It took Bob Dylan half a century to appreciate his “unthinkable” 1971 masterpiece

Let’s not beat about the bush: Bob Dylan can be a strange creature, and that’s when he’s having a good day.

The simple fact of the matter is that the man is unknowable, in every sense of the word. You can never quite predict or expect what he’s going to do next, whether that be releasing a new album, changing up the entire sound that he’s come to live and die by, or just keep touring on his long, warbling, never-ending stints on the road.

Sometimes, of course, there can be a combination of all three, or, as of most recently, only the one, but the point in all of this remains that Dylan treats his own mind like an ivory tower, and it’s increasingly difficult for anyone to even get a glimpse of it. This means that in the rare moments when he does let his guard down, it’s like a magician telling his deepest, darkest secrets.

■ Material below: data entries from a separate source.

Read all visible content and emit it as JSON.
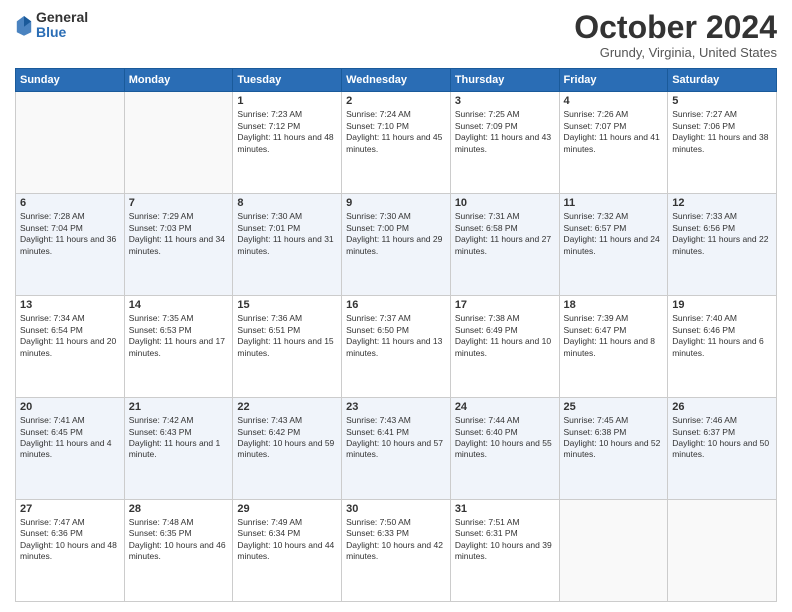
{
  "logo": {
    "general": "General",
    "blue": "Blue"
  },
  "title": "October 2024",
  "location": "Grundy, Virginia, United States",
  "days_header": [
    "Sunday",
    "Monday",
    "Tuesday",
    "Wednesday",
    "Thursday",
    "Friday",
    "Saturday"
  ],
  "weeks": [
    [
      {
        "day": "",
        "sunrise": "",
        "sunset": "",
        "daylight": ""
      },
      {
        "day": "",
        "sunrise": "",
        "sunset": "",
        "daylight": ""
      },
      {
        "day": "1",
        "sunrise": "Sunrise: 7:23 AM",
        "sunset": "Sunset: 7:12 PM",
        "daylight": "Daylight: 11 hours and 48 minutes."
      },
      {
        "day": "2",
        "sunrise": "Sunrise: 7:24 AM",
        "sunset": "Sunset: 7:10 PM",
        "daylight": "Daylight: 11 hours and 45 minutes."
      },
      {
        "day": "3",
        "sunrise": "Sunrise: 7:25 AM",
        "sunset": "Sunset: 7:09 PM",
        "daylight": "Daylight: 11 hours and 43 minutes."
      },
      {
        "day": "4",
        "sunrise": "Sunrise: 7:26 AM",
        "sunset": "Sunset: 7:07 PM",
        "daylight": "Daylight: 11 hours and 41 minutes."
      },
      {
        "day": "5",
        "sunrise": "Sunrise: 7:27 AM",
        "sunset": "Sunset: 7:06 PM",
        "daylight": "Daylight: 11 hours and 38 minutes."
      }
    ],
    [
      {
        "day": "6",
        "sunrise": "Sunrise: 7:28 AM",
        "sunset": "Sunset: 7:04 PM",
        "daylight": "Daylight: 11 hours and 36 minutes."
      },
      {
        "day": "7",
        "sunrise": "Sunrise: 7:29 AM",
        "sunset": "Sunset: 7:03 PM",
        "daylight": "Daylight: 11 hours and 34 minutes."
      },
      {
        "day": "8",
        "sunrise": "Sunrise: 7:30 AM",
        "sunset": "Sunset: 7:01 PM",
        "daylight": "Daylight: 11 hours and 31 minutes."
      },
      {
        "day": "9",
        "sunrise": "Sunrise: 7:30 AM",
        "sunset": "Sunset: 7:00 PM",
        "daylight": "Daylight: 11 hours and 29 minutes."
      },
      {
        "day": "10",
        "sunrise": "Sunrise: 7:31 AM",
        "sunset": "Sunset: 6:58 PM",
        "daylight": "Daylight: 11 hours and 27 minutes."
      },
      {
        "day": "11",
        "sunrise": "Sunrise: 7:32 AM",
        "sunset": "Sunset: 6:57 PM",
        "daylight": "Daylight: 11 hours and 24 minutes."
      },
      {
        "day": "12",
        "sunrise": "Sunrise: 7:33 AM",
        "sunset": "Sunset: 6:56 PM",
        "daylight": "Daylight: 11 hours and 22 minutes."
      }
    ],
    [
      {
        "day": "13",
        "sunrise": "Sunrise: 7:34 AM",
        "sunset": "Sunset: 6:54 PM",
        "daylight": "Daylight: 11 hours and 20 minutes."
      },
      {
        "day": "14",
        "sunrise": "Sunrise: 7:35 AM",
        "sunset": "Sunset: 6:53 PM",
        "daylight": "Daylight: 11 hours and 17 minutes."
      },
      {
        "day": "15",
        "sunrise": "Sunrise: 7:36 AM",
        "sunset": "Sunset: 6:51 PM",
        "daylight": "Daylight: 11 hours and 15 minutes."
      },
      {
        "day": "16",
        "sunrise": "Sunrise: 7:37 AM",
        "sunset": "Sunset: 6:50 PM",
        "daylight": "Daylight: 11 hours and 13 minutes."
      },
      {
        "day": "17",
        "sunrise": "Sunrise: 7:38 AM",
        "sunset": "Sunset: 6:49 PM",
        "daylight": "Daylight: 11 hours and 10 minutes."
      },
      {
        "day": "18",
        "sunrise": "Sunrise: 7:39 AM",
        "sunset": "Sunset: 6:47 PM",
        "daylight": "Daylight: 11 hours and 8 minutes."
      },
      {
        "day": "19",
        "sunrise": "Sunrise: 7:40 AM",
        "sunset": "Sunset: 6:46 PM",
        "daylight": "Daylight: 11 hours and 6 minutes."
      }
    ],
    [
      {
        "day": "20",
        "sunrise": "Sunrise: 7:41 AM",
        "sunset": "Sunset: 6:45 PM",
        "daylight": "Daylight: 11 hours and 4 minutes."
      },
      {
        "day": "21",
        "sunrise": "Sunrise: 7:42 AM",
        "sunset": "Sunset: 6:43 PM",
        "daylight": "Daylight: 11 hours and 1 minute."
      },
      {
        "day": "22",
        "sunrise": "Sunrise: 7:43 AM",
        "sunset": "Sunset: 6:42 PM",
        "daylight": "Daylight: 10 hours and 59 minutes."
      },
      {
        "day": "23",
        "sunrise": "Sunrise: 7:43 AM",
        "sunset": "Sunset: 6:41 PM",
        "daylight": "Daylight: 10 hours and 57 minutes."
      },
      {
        "day": "24",
        "sunrise": "Sunrise: 7:44 AM",
        "sunset": "Sunset: 6:40 PM",
        "daylight": "Daylight: 10 hours and 55 minutes."
      },
      {
        "day": "25",
        "sunrise": "Sunrise: 7:45 AM",
        "sunset": "Sunset: 6:38 PM",
        "daylight": "Daylight: 10 hours and 52 minutes."
      },
      {
        "day": "26",
        "sunrise": "Sunrise: 7:46 AM",
        "sunset": "Sunset: 6:37 PM",
        "daylight": "Daylight: 10 hours and 50 minutes."
      }
    ],
    [
      {
        "day": "27",
        "sunrise": "Sunrise: 7:47 AM",
        "sunset": "Sunset: 6:36 PM",
        "daylight": "Daylight: 10 hours and 48 minutes."
      },
      {
        "day": "28",
        "sunrise": "Sunrise: 7:48 AM",
        "sunset": "Sunset: 6:35 PM",
        "daylight": "Daylight: 10 hours and 46 minutes."
      },
      {
        "day": "29",
        "sunrise": "Sunrise: 7:49 AM",
        "sunset": "Sunset: 6:34 PM",
        "daylight": "Daylight: 10 hours and 44 minutes."
      },
      {
        "day": "30",
        "sunrise": "Sunrise: 7:50 AM",
        "sunset": "Sunset: 6:33 PM",
        "daylight": "Daylight: 10 hours and 42 minutes."
      },
      {
        "day": "31",
        "sunrise": "Sunrise: 7:51 AM",
        "sunset": "Sunset: 6:31 PM",
        "daylight": "Daylight: 10 hours and 39 minutes."
      },
      {
        "day": "",
        "sunrise": "",
        "sunset": "",
        "daylight": ""
      },
      {
        "day": "",
        "sunrise": "",
        "sunset": "",
        "daylight": ""
      }
    ]
  ]
}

By the same token, it’s also the case that Dylan is only human, and in the instances where he has seemingly plucked one of his most obscure deep cuts from nowhere and brought it back into his regular live repertoire, it’s often just that he’s forgotten about an old song and suddenly rediscovered it.

Take ‘When I Paint My Masterpiece’ as a prime example. The irony of the title and the track’s themes wasn’t lost when Dylan rediscovered his affection for the song, bringing it back to his live shows in the late 2010s after leaving it to gather dust for almost half a century.

When a reporter for The New York Times told him that the song had grown on him during a 2020 interview, Dylan explained his change of heart, “It’s grown on me as well. I think this song has something to do with the classical world, something that’s out of reach. Someplace you’d like to be beyond your experience. Something that is so supreme and first-rate that you could never come back down from the mountain. That you’ve achieved the unthinkable.”

You couldn’t expect a plain answer about him trawling through his back catalogues and finding it again, could you? Instead, Dylan had to linguistically live up to the calibre that only painting a masterpiece could evoke. “That’s what the song tries to say, and you’d have to put it in that context,” he continued, “In saying that, though, even if you do paint your masterpiece, what will you do then?“

He wryly concludes, “Well, obviously, you have to paint another masterpiece.”

If there ever was a statement on a postcard as to what sums Dylan up the most, it likely would be that. He has gone through life knowing that he has created masterwork after masterwork, leaving a trail of chaos in his wake as people pine to know how he does it. For him, he seemed to imply a pressure of meeting expectations, but also a quiet satisfaction that he does what he wants anyway. 

After all, the reality is that the songwriter isn’t inherently interested in writing masterpieces. He’s simply creating songs based on the world as he knows it, and how everybody else responds to that is for them to decide. Making classic song after classic song becomes boring, at the end of the day; sometimes, you’ve got to spice things up a bit.